Casual Sins

I’m all about diet and exercise these days, and I feel much better as a result. Sure, old age is creeping in and my joints and muscles no longer respond as they did in my younger years, but all in all a healthy lifestyle is worth its weight in gold when you consider the alternative. I believe I may have gone a little overboard on vitamin supplements at one point, but I’ve even managed to get that under control for the present. Yes, it is good to be the best that you can be in all three phases of life: physically, mentally, and spiritually. Hoo-rah.

Who am I kidding? I decided to forgo my mid-morning breakfast of butter-less and sugar-free nuked oatmeal this morning and replace it instead with something better. Heaven on earth has a name and it is ‘Almond Joy’. Of course, that is today – tomorrow it may be one of those monster Snickers bars at least a foot long or so. Or then again, maybe I will splurge and head down to PJ’s for a blueberry scone and one of those sissified coffee drinks where coffee has very little input upon the amount of chocolate contained therein. Yeah, that’s the ticket. And I’ll do that every day until Thanksgiving, at which point they can use me as a Macy’s Day parade-balloon.

Back to reality, I did have an Almond Joy this morning but it was bite-sized so it was not harmful to my waistline at all. Couldn’t be as small as it was. But I still feel guilty as it was something I really did not need, was not actually hungry for, and normally would have had no desire to eat. It was there in the bowl as I passed by the receptionist’s desk, and thus it ended up in my digestive tract.

What bothers me now that I have returned from lunch at the gym is how easy it was to grab that candy bar, peel the wrapper, and pop it into my mouth. It was an almost (almost) involuntary action on my part. Maybe I didn’t have my guard up early enough this morning, or maybe there is something subliminal about the blue and white wrappers used on Almond Joy bars. I’ll probably never know, but it is past history by this point and there is nothing I can do about it. I should have known better, and if/when I am honest with myself, I did.

Being flippant with regards to my diet pales in comparison to how I handle the small, seemingly insignificant sins in my life. I should never become so callous (jaded) to the circumstances around me in our world that could cause me to fall down in my daily Christian walk. It’s a lot easier for me than you might think. I drive in to work from the north end of Picayune at one of the busiest times of the morning. I have plenty of opportunities to lose my temper at those who cannot drive as well as I do. I mean, I seldom use my cell phone when I am behind the wheel and never woolgather when I find myself first in line at the red light. Gr-r-r!

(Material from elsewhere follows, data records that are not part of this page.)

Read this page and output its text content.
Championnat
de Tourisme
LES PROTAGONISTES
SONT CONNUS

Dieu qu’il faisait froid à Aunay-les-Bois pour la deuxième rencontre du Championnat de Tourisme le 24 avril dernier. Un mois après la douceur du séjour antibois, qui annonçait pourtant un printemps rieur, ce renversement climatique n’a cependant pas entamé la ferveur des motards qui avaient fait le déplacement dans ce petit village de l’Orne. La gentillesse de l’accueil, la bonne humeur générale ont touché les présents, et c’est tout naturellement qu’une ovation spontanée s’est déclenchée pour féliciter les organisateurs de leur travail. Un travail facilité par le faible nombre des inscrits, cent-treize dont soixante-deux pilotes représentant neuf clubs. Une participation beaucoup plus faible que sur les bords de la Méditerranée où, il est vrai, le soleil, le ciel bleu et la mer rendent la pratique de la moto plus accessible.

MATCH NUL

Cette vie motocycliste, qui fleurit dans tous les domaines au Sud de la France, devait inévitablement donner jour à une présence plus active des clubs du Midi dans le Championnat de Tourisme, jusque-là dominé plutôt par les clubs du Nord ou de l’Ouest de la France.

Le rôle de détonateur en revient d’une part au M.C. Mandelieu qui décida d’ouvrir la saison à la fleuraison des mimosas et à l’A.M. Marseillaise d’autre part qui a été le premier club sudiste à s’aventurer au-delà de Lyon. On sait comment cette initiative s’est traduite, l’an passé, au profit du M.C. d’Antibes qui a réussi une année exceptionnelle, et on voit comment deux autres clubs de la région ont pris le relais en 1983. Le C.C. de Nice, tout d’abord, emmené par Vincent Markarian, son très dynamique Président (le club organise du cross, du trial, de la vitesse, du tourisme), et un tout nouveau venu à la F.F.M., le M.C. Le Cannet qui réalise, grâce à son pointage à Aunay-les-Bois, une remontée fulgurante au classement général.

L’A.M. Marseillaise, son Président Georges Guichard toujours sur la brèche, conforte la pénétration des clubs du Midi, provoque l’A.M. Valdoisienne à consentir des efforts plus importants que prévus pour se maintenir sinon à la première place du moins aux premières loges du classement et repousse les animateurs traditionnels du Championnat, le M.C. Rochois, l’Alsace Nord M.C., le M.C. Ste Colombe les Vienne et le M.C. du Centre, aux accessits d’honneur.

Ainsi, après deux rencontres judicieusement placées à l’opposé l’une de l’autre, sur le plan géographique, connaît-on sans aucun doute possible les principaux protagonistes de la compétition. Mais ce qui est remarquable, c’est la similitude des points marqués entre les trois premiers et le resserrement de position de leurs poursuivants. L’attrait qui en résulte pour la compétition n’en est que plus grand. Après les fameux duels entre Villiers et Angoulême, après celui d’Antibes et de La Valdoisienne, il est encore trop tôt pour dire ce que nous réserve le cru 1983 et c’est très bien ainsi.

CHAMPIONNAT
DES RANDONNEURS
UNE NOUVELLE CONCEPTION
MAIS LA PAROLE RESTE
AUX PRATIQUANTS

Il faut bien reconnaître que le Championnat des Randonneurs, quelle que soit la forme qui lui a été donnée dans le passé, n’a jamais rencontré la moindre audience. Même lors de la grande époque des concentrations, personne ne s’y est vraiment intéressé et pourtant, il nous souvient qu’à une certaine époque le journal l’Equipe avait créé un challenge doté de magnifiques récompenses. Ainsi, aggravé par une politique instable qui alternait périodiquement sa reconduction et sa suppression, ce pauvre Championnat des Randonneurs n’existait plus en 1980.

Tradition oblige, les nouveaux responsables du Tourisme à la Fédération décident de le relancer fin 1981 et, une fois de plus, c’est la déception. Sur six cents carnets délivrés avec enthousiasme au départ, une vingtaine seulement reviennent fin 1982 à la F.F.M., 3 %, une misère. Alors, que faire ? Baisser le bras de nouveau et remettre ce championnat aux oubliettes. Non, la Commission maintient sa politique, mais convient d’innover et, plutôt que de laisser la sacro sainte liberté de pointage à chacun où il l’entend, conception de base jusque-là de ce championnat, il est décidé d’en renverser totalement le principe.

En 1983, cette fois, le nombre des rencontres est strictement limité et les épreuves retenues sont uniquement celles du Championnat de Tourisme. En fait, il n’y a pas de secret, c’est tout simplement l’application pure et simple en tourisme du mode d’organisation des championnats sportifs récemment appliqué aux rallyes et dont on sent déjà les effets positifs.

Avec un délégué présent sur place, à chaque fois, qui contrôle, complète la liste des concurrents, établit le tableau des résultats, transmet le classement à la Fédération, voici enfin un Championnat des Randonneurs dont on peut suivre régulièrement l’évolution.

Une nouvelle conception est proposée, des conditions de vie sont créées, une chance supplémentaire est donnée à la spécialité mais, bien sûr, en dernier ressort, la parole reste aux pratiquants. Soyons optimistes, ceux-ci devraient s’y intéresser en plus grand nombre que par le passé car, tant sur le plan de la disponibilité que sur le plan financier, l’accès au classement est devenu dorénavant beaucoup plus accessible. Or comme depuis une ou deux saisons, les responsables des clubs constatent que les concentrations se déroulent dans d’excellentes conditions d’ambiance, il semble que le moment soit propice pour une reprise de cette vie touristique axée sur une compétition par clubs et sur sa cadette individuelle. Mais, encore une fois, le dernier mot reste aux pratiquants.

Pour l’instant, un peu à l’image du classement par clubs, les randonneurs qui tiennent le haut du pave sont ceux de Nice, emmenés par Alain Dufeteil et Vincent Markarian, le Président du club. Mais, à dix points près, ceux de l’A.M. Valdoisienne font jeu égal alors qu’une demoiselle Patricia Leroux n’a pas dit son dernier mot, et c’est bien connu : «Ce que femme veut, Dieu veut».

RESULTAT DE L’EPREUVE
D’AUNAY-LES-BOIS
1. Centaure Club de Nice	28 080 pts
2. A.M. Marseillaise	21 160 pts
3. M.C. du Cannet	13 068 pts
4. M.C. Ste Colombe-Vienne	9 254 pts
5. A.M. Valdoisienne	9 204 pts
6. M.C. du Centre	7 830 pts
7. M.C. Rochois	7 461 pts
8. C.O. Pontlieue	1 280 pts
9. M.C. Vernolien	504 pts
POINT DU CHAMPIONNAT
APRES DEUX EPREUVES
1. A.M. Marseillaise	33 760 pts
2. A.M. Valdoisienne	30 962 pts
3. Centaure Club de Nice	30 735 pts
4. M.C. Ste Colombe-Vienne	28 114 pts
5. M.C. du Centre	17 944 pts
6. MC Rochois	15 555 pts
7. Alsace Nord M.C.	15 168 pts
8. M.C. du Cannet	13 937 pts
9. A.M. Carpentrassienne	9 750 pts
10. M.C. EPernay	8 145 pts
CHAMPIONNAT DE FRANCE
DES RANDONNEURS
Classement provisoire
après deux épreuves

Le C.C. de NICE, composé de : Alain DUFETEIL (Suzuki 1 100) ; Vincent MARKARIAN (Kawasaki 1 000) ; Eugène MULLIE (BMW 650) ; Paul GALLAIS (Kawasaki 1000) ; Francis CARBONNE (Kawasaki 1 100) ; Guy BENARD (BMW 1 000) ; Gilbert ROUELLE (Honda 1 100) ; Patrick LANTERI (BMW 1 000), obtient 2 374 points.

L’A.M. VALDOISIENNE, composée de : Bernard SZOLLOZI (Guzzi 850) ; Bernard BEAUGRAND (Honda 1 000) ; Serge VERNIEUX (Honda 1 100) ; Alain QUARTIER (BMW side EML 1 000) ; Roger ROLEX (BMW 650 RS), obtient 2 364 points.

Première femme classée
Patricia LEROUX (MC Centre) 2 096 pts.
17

When one of my guys is late for work I can usually see through most of the excuses; I’ve both heard them all before and I’ve used a few of them myself when I was in their shoes not too long ago. It’s so easy to dismiss those excuses and make the judgment in my heart that they are lying to me. I also walk up and into a lot of coffee pot conversations that no Christian should be coerced into hearing, and most of the time I can avoid them. Sometimes I do not. I’m not talking simply off-color jokes here, I believe gossip is bad for any conversation and can probably do a whole lot more harm to others.

What I’m saying today in this blog is that the opportunities for un-planned sin are abundant and can be found behind every corner and turn. A simple relaxation of your guard is all the devil needs to get his foot in the door, and boy, does he love to do that. He exists for it. It’s what he does.

I’m glad I’m not the only one that has faced this dilemma in their Spiritual walk as a Christian. Paul writes: “For I know that in me (that is, in my flesh,) dwelleth no good thing: for to will is present with me; but how to perform that which is good I find not. For the good that I would I do not: but the evil which I would not, that I do. Now if I do that I would not, it is no more I that do it, but sin that dwelleth in me. I find then a law, that, when I would do good, evil is present with me. For I delight in the law of God after the inward man: But I see another law in my members, warring against the law of my mind, and bringing me into captivity to the law of sin which is in my members. O wretched man that I am! who shall deliver me from the body of this death? I thank God through Jesus Christ our Lord. So then with the mind I myself serve the law of God; but with the flesh the law of sin.”

That’s a mouthful of words in those verses, but it is easy enough to understand for me because I know exactly what he was talking about. Who can deliver me from this seemingly uncontrollable urge I have to sin each day, although I try and do my best not to? Only Jesus Christ can. I’ve got to depend upon Him because I can’t do it on my own. Those casual sins are much too hard to pass by without reaching into the proverbial jar without thinking about it.